In “Is Tax Avoidance Related to Firm Risk?” Scharpf Professor of Accounting David Guenther, Johnson Memorial Professor of Accounting Steven Matsunaga, and Brian M. Williams, PhD ’15, now of Indiana University, find that in most cases, the assumption that low taxes equal risky tax choices isn't consistent with the evidence.
“The current statutory rate (35 percent) may not be to companies’ liking, but we don’t find that it’s driving managers into risky behavior,” Guenther said. “Our findings suggest a firm’s low taxes to be more reflective of skilled management than risky management.”
What does appear to be a harbinger of future risk is not a low tax rate but tax-rate volatility—which the researchers found to be predictive of future stock-price volatility. A potential explanation for this is that “past volatility leads to greater uncertainty regarding the firm's future tax rate and overall uncertainty regarding the firm's future cash flows,” the authors write.
The study’s findings are based on analyses of the finances and taxes of a large sample of firms over a 25-year period. Effective tax rates were calculated both for taxes that firms acknowledged on financial statements and tax payments actually made over three-year and five-year periods.
Guenther explained how the paper was one of his favorite research projects in a profile written when he received the Lundquist College’s 2017 Stewart Professorship.
Given the researchers’ findings, what then accounts for the common assumption in business and finance that low tax payments are a warning of excessive risk-taking?
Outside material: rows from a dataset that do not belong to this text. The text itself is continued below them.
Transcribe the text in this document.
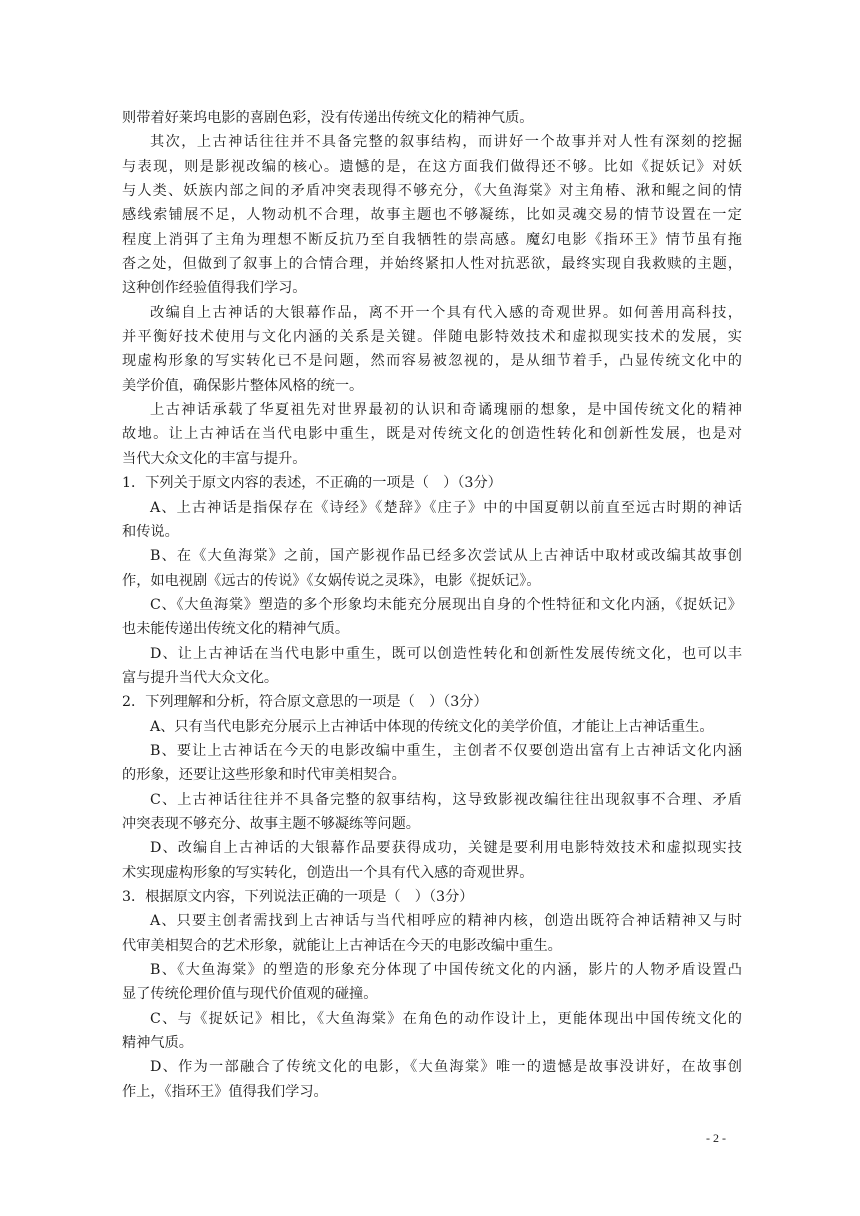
则带着好莱坞电影的喜剧色彩，没有传递出传统文化的精神气质。
其次，上古神话往往并不具备完整的叙事结构，而讲好一个故事并对人性有深刻的挖掘
与表现，则是影视改编的核心。遗憾的是，在这方面我们做得还不够。比如《捉妖记》对妖
与人类、妖族内部之间的矛盾冲突表现得不够充分，《大鱼海棠》对主角椿、湫和鲲之间的情
感线索铺展不足，人物动机不合理，故事主题也不够凝练，比如灵魂交易的情节设置在一定
程度上消弭了主角为理想不断反抗乃至自我牺牲的崇高感。魔幻电影《指环王》情节虽有拖
沓之处，但做到了叙事上的合情合理，并始终紧扣人性对抗恶欲，最终实现自我救赎的主题，
这种创作经验值得我们学习。
改编自上古神话的大银幕作品，离不开一个具有代入感的奇观世界。如何善用高科技，
并平衡好技术使用与文化内涵的关系是关键。伴随电影特效技术和虚拟现实技术的发展，实
现虚构形象的写实转化已不是问题，然而容易被忽视的，是从细节着手，凸显传统文化中的
美学价值，确保影片整体风格的统一。
上古神话承载了华夏祖先对世界最初的认识和奇谲瑰丽的想象，是中国传统文化的精神
故地。让上古神话在当代电影中重生，既是对传统文化的创造性转化和创新性发展，也是对
当代大众文化的丰富与提升。
1．下列关于原文内容的表述，不正确的一项是（　）（3分）
A、上古神话是指保存在《诗经》《楚辞》《庄子》中的中国夏朝以前直至远古时期的神话
和传说。
B、在《大鱼海棠》之前，国产影视作品已经多次尝试从上古神话中取材或改编其故事创
作，如电视剧《远古的传说》《女娲传说之灵珠》，电影《捉妖记》。
C、《大鱼海棠》塑造的多个形象均未能充分展现出自身的个性特征和文化内涵，《捉妖记》
也未能传递出传统文化的精神气质。
D、让上古神话在当代电影中重生，既可以创造性转化和创新性发展传统文化，也可以丰
富与提升当代大众文化。
2．下列理解和分析，符合原文意思的一项是（　）（3分）
A、只有当代电影充分展示上古神话中体现的传统文化的美学价值，才能让上古神话重生。
B、要让上古神话在今天的电影改编中重生，主创者不仅要创造出富有上古神话文化内涵
的形象，还要让这些形象和时代审美相契合。
C、上古神话往往并不具备完整的叙事结构，这导致影视改编往往出现叙事不合理、矛盾
冲突表现不够充分、故事主题不够凝练等问题。
D、改编自上古神话的大银幕作品要获得成功，关键是要利用电影特效技术和虚拟现实技
术实现虚构形象的写实转化，创造出一个具有代入感的奇观世界。
3．根据原文内容，下列说法正确的一项是（　）（3分）
A、只要主创者需找到上古神话与当代相呼应的精神内核，创造出既符合神话精神又与时
代审美相契合的艺术形象，就能让上古神话在今天的电影改编中重生。
B、《大鱼海棠》的塑造的形象充分体现了中国传统文化的内涵，影片的人物矛盾设置凸
显了传统伦理价值与现代价值观的碰撞。
C、与《捉妖记》相比，《大鱼海棠》在角色的动作设计上，更能体现出中国传统文化的
精神气质。
D、作为一部融合了传统文化的电影，《大鱼海棠》唯一的遗憾是故事没讲好，在故事创
作上，《指环王》值得我们学习。
- 2 -
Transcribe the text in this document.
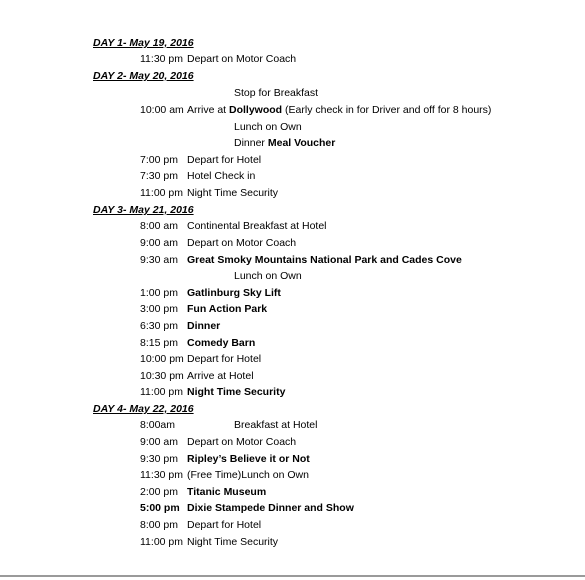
DAY 1- May 19, 2016
11:30 pm Depart on Motor Coach
DAY 2- May 20, 2016
Stop for Breakfast
10:00 am Arrive at Dollywood (Early check in for Driver and off for 8 hours)
Lunch on Own
Dinner Meal Voucher
7:00 pm Depart for Hotel
7:30 pm Hotel Check in
11:00 pm Night Time Security
DAY 3- May 21, 2016
8:00 am Continental Breakfast at Hotel
9:00 am Depart on Motor Coach
9:30 am Great Smoky Mountains National Park and Cades Cove
Lunch on Own
1:00 pm Gatlinburg Sky Lift
3:00 pm Fun Action Park
6:30 pm Dinner
8:15 pm Comedy Barn
10:00 pm Depart for Hotel
10:30 pm Arrive at Hotel
11:00 pm Night Time Security
DAY 4- May 22, 2016
8:00am	Breakfast at Hotel
9:00 am Depart on Motor Coach
9:30 pm Ripley’s Believe it or Not
11:30 pm (Free Time)Lunch on Own
2:00 pm Titanic Museum
5:00 pm Dixie Stampede Dinner and Show
8:00 pm Depart for Hotel
11:00 pm Night Time Security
One possible explanation, the authors contend, is the absence of enforcement.
They write, “aggressive tax positions will only result in high future payments if the IRS identifies the issue, chooses to challenge the position, and is successful in their challenge.”
In the end, the professors lean toward a less negative interpretation.
They write that the findings are most consistent with the idea that low effective tax rates reflect the extent to which a firm’s operations allow it to take advantage of benign—but more favorable—transactions, not to differences in managers’ willingness to reduce the firm’s tax payments through risky tax positions.